CJCE, 5e ch., 11 janvier 1996, n° C-480/93 P

COUR DE JUSTICE DES COMMUNAUTÉS EUROPÉENNES

Arrêt

PARTIES

Demandeur :

Zunis Holding SA, Finan Srl, Massinvest SA

Défendeur :

Commission des Communautés européennes

COMPOSITION DE LA JURIDICTION

Président :

M. Edward

Avocat général :

M. Lenz

Juges :

MM. Puissochet (rapporteur), Moitinho de Almeida, Gulmann, Jann

Avocats :

MM. Forwood, Crossick.

CJCE n° C-480/93 P

11 janvier 1996

LA COUR (cinquième chambre),

1 Par requête déposée au greffe de la Cour le 28 décembre 1993, Zunis Holding SA, Finan Srl et Massinvest SA (ci-après les "requérantes") ont, en vertu de l'article 49 du statut CEE de la Cour de justice, formé un pourvoi contre l'arrêt du 28 octobre 1993, Zunis Holding e.a./Commission (T-83-92, Rec. p.

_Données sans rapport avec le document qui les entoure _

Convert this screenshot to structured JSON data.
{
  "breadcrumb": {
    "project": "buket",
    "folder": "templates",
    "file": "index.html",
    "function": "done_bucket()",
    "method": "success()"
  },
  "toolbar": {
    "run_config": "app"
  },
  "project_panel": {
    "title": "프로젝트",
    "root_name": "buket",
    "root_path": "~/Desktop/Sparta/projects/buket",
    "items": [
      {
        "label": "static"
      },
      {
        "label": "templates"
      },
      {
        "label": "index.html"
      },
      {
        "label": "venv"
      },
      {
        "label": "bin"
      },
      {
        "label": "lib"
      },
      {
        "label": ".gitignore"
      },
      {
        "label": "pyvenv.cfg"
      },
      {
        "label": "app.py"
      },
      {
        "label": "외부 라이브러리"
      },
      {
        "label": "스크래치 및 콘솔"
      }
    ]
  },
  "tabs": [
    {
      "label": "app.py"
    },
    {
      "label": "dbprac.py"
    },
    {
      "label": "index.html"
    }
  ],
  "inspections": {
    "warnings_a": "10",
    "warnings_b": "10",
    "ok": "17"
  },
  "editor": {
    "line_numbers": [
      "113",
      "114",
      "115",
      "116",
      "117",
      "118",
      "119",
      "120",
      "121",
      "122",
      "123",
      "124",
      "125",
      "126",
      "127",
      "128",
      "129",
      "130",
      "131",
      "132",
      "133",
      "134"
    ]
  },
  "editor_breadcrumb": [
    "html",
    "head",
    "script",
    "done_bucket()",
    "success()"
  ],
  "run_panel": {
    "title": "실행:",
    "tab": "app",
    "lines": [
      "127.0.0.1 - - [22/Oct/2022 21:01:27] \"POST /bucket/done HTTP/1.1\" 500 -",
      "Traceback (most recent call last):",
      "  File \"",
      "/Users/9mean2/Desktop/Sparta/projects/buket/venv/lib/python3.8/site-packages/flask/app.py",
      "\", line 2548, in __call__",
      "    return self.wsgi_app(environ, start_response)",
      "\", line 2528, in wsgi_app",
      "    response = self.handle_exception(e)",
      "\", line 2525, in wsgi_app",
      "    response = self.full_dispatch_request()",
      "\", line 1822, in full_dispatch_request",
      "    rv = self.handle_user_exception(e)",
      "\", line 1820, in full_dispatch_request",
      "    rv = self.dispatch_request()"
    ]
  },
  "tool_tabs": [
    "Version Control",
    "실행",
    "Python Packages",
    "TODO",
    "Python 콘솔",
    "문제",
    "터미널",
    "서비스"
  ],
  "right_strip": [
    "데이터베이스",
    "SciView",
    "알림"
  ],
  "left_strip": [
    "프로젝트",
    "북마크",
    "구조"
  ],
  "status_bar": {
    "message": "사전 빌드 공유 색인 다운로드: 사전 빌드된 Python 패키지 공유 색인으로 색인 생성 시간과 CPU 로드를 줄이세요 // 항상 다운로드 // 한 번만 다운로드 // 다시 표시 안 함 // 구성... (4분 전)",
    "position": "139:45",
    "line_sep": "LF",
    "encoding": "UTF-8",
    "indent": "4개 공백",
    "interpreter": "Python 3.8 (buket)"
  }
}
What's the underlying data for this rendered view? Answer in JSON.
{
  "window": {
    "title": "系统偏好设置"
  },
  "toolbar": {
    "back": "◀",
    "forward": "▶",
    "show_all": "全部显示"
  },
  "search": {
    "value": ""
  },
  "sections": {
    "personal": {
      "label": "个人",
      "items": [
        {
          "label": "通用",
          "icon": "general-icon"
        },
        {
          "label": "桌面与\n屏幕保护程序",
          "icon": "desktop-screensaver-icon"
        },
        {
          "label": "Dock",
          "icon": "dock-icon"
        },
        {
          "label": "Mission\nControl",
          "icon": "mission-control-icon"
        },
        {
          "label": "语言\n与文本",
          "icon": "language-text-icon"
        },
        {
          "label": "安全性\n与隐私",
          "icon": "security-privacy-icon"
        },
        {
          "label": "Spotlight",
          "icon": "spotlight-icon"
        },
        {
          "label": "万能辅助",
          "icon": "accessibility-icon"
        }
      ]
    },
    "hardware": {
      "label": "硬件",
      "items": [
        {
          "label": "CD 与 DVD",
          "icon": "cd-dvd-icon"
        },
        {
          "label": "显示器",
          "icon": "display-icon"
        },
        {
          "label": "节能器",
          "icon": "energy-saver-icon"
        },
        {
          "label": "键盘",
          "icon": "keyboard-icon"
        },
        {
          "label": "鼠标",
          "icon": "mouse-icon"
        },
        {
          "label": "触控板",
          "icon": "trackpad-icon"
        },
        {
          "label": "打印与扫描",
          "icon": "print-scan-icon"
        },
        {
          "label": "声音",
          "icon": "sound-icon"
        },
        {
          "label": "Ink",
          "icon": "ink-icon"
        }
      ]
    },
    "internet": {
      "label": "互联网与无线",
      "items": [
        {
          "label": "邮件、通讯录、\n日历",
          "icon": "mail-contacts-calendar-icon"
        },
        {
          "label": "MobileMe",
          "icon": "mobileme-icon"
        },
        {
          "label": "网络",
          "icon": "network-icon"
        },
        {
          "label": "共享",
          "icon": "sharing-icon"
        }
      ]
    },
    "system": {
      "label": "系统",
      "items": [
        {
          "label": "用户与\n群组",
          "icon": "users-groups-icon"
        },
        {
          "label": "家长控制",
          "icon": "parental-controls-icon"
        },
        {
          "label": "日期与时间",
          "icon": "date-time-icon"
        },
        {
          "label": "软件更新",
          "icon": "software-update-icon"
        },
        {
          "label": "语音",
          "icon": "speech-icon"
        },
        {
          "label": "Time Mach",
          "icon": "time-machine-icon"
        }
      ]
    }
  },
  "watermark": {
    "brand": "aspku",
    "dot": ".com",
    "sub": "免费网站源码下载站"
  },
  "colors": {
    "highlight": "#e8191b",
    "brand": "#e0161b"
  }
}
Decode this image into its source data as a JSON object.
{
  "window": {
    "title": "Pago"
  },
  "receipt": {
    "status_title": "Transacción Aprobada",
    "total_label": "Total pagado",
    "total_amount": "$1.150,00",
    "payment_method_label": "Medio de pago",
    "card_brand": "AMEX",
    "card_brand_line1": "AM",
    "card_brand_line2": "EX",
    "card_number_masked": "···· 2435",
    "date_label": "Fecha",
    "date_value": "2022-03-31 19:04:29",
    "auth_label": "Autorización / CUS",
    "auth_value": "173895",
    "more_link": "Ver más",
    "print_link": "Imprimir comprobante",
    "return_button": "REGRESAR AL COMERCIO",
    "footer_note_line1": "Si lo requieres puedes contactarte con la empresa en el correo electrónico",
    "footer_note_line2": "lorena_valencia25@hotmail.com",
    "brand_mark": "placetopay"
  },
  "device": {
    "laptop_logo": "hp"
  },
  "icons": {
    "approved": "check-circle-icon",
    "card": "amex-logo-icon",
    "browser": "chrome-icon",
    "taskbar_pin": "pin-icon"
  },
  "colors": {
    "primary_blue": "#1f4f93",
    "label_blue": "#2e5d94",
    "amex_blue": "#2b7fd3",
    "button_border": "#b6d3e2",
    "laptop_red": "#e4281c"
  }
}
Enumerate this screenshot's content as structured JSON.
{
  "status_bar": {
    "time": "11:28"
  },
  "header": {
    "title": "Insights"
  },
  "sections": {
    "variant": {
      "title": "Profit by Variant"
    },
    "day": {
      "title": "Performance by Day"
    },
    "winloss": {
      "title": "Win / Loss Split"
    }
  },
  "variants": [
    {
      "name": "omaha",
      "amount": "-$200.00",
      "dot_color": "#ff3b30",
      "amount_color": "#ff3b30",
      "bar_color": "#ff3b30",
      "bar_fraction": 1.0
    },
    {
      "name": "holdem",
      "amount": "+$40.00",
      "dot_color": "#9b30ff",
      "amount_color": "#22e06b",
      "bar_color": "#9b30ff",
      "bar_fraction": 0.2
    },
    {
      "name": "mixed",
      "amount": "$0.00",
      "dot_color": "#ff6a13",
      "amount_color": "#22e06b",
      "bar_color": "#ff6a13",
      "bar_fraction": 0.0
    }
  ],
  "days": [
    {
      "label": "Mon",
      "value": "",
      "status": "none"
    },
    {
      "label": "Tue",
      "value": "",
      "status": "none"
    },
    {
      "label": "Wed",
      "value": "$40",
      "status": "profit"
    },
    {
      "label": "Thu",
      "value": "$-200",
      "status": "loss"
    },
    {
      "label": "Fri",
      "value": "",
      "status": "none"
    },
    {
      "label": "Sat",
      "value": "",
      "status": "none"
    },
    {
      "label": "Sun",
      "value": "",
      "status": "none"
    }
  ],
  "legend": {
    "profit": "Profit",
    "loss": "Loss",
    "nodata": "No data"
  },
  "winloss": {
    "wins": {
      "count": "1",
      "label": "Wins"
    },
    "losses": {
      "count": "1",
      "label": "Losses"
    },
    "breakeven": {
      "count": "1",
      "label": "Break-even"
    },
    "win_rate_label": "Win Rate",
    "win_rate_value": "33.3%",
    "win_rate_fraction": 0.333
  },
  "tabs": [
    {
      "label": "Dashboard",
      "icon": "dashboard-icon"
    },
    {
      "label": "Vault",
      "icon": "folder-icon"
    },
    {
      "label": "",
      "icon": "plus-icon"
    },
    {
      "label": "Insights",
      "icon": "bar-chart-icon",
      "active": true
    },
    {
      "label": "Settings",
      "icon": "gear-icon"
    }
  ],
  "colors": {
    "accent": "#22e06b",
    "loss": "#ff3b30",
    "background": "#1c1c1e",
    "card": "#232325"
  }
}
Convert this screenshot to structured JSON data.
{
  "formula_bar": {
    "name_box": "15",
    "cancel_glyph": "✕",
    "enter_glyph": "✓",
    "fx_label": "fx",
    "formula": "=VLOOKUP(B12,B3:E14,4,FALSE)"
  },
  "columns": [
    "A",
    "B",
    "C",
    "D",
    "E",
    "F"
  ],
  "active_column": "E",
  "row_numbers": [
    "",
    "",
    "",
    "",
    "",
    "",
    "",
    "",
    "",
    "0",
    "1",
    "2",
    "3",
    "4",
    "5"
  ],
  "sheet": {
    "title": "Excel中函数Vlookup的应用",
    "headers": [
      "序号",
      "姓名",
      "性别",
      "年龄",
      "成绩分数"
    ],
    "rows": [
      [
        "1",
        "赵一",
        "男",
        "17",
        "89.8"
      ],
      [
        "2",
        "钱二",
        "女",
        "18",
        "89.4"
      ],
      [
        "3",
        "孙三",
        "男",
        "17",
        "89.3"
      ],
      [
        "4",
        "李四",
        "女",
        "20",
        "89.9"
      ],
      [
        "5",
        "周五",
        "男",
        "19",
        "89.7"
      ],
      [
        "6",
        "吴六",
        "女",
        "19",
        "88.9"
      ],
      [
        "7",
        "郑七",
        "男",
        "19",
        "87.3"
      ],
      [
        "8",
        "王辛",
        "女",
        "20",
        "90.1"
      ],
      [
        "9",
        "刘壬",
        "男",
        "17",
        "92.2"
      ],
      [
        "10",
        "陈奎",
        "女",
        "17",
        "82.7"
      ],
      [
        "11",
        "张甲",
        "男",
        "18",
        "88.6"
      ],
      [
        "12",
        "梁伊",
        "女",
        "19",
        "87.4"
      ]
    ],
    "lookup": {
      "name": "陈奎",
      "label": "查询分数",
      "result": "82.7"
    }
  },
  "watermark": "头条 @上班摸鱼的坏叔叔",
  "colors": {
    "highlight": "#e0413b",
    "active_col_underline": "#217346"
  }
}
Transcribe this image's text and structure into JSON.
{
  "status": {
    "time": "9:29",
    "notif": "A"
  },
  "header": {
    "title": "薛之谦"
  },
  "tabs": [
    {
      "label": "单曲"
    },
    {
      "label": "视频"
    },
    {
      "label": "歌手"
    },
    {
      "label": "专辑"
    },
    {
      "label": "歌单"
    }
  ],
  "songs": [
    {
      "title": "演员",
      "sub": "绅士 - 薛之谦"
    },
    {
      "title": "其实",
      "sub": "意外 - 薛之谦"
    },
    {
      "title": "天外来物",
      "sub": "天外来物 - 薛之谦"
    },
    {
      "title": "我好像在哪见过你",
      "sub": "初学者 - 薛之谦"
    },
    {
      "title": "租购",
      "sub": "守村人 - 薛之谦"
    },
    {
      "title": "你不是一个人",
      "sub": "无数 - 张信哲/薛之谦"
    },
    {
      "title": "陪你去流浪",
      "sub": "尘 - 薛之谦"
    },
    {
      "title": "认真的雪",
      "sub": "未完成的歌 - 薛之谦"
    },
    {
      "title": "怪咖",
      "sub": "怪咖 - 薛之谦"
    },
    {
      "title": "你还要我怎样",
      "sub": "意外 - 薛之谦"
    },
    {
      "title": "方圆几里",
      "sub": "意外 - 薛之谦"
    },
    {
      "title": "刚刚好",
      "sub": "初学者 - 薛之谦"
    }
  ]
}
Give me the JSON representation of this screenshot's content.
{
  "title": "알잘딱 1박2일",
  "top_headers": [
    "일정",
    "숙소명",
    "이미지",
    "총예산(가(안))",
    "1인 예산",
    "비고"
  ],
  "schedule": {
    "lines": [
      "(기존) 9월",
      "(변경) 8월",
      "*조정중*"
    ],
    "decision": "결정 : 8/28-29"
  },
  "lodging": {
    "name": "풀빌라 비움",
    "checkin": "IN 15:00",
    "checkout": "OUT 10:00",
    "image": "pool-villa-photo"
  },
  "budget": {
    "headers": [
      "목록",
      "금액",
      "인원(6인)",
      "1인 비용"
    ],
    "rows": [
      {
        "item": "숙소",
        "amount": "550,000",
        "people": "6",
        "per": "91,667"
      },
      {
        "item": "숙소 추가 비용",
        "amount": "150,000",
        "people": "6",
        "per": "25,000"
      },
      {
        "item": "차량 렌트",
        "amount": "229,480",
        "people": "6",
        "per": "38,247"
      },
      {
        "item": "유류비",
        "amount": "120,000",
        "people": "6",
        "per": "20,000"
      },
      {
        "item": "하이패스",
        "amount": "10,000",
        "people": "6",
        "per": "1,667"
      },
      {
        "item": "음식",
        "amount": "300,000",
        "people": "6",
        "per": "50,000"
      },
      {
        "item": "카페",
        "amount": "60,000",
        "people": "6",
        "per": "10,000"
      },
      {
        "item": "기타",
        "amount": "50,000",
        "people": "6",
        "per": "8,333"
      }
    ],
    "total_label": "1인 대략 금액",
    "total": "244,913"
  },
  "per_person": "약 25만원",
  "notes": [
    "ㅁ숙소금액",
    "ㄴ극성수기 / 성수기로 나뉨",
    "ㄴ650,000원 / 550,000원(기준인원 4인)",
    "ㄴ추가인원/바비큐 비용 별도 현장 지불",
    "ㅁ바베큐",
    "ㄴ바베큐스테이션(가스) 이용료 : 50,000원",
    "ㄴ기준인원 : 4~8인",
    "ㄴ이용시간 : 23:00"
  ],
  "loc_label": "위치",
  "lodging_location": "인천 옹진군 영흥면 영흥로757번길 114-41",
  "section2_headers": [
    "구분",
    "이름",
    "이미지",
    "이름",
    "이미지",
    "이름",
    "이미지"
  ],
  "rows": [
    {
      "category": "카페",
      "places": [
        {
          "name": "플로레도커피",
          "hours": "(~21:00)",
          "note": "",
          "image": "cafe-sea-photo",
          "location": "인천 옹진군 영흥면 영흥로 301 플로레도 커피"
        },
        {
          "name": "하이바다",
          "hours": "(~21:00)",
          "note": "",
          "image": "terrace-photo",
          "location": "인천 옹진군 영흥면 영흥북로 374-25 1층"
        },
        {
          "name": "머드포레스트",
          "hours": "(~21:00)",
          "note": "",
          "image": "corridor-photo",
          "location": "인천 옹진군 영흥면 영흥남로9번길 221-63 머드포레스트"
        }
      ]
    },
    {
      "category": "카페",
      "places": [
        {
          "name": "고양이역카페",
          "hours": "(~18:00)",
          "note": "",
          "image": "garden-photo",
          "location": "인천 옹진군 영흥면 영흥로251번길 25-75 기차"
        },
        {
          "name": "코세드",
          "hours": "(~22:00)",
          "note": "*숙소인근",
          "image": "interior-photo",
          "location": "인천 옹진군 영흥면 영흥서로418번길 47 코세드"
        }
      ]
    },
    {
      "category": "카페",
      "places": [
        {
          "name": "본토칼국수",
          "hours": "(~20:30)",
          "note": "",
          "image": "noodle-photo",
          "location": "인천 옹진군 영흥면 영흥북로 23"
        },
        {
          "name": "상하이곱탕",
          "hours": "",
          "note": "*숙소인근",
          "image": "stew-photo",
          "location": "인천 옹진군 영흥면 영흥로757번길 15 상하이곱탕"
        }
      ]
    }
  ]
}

II-1169, ci-après l'"arrêt attaqué"), par lequel le tribunal de première instance a rejeté leur recours tendant à l'annulation de la décision qui serait contenue dans la lettre du 31 juillet 1992 adressée par la Commission aux requérantes, refusant de rouvrir la procédure dans l'affaire n° IV-M.159 - Mediobanca/Generali (JO 1991, C 334, p. 23).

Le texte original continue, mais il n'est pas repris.